The other big problem I have is that I don't have many areas where I can make comparisons to four years ago. And even there the only place I have a partial count is along Smith and Princeton in College Park.

That said I have observed some trends worth noting.

First, where I CAN compare to four years ago, exactly or not, support for Romney is above what it was for McCain. Even in Winter Garden, which favored McCain heavily four years ago, seems to have bigger turnout this time for Romney. Romney is doing almost as well as Dan Webster, who's a Congressman from Winter Garden running for re-election. There is no visible support for Obama this time around - it's a white wash.

Romney is definitely winning in College Park, which favored Obama slightly last time around.

Obama's support is finally becoming apparent here in Pine Hills, but lacks the intensity (so far) of four years ago. Even a black neighborhood in Winter Park isn't as intense for Obama as it was four years ago. (Winter Park seems to have more intensity for elections than most other areas around here.) They're still blackouts for Romney.

Four years ago by this time it definitely felt like Obama was going to win Florida, just as four years before that it was a certainty (to anyone that wasn't a pollster or some other kind of dumbass) that Kerry had NO SHOT in Florida. Four years before that I think you can recall for yourselves. Furthermore your recollections will be almost as pertinent as mine since I had been living in Maryland for over four months before that election.

Now? I believe it feels like Romney is going to win, though it lacks the certainty of 2004 or 2008. But Romney is clearly getting support above and beyond what McCain got, and the heat from Obama '08 has dissipated, at least in this area.


But let's look at some data. In 2004 Bush won Florida with 52.1% of the vote to Kerry's 47.1%, an easy five point victory. In 2008 Obama won with 50.9% of the vote vs. McCain's 48.1% of the vote, a smaller 2.8% point win. Turnout was 1.8% higher in 2008 than 2004, 59.8% vs. 58.1%.
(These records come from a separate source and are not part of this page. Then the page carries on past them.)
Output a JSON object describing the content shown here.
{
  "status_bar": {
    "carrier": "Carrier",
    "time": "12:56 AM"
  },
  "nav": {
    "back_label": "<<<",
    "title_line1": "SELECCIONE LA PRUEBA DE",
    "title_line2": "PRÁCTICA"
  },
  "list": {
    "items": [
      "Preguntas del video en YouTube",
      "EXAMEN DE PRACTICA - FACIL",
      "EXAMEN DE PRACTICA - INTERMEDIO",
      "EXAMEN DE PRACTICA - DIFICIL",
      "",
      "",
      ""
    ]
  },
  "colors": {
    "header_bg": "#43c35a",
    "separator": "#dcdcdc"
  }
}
I'm not sure what this tells us at the moment. McCain actually got more votes than W. had in 2004, which was a function of the state adding about 1,000,000 new voting age people(!) in the meantime. But the sense was that in 2008 Republicans were down in the mouth and in fact McCain had a lower percentage of the voting age population vote for him than W had received. Obama actually slightly outdid W in that regard and crushed Kerry.

The upshot is this. If Romney can make up half the ground McCain lost (as a percentage of voting age population - remember that less than 60% of those folks vote!) then he's got a shot. In that case if Obama loses even a third of the turnout advantage he had in 2008 over Kerry from 2004, he'll loose.  It is VERY easy to envisage Romney's support making up half the ground that McCain lost. It is equally believable that Obama is going to give back ground from what he had in 2008. The closer Romney gets to what Bush had in 2004 (I think he's got an outside shot) the closer it becomes a certainty that Obama doesn't just lose but gets crushed.
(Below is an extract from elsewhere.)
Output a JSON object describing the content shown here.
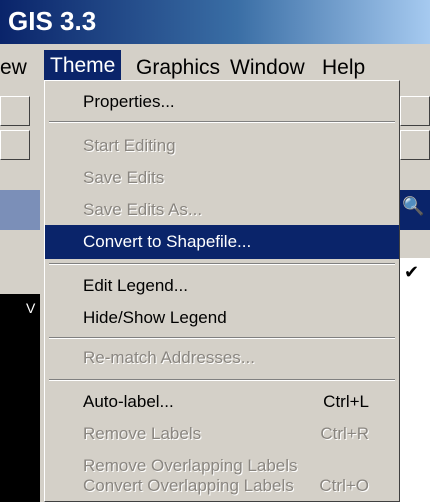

After looking at these numbers I really believe Romney is going to win the state.

I'd like to do some county by county analysis as well as look at demographic changes from 2004 to 2008 to 2012. But that will require time and energy that my daughter will surely not permit. So feel free to chew on this stuff, or completely ignore it. I hope to get back to it at some point soon and NOT in the middle of the night (surely my reasoning is somewhat clouded) but now I have to scratch one of my cats - I promised her I'd do so before I went to bed and it's already late enough.


Janis Gore said...

Good reporting, good writing.

Thanks, Ice.

I'm still not voting this race or going third party.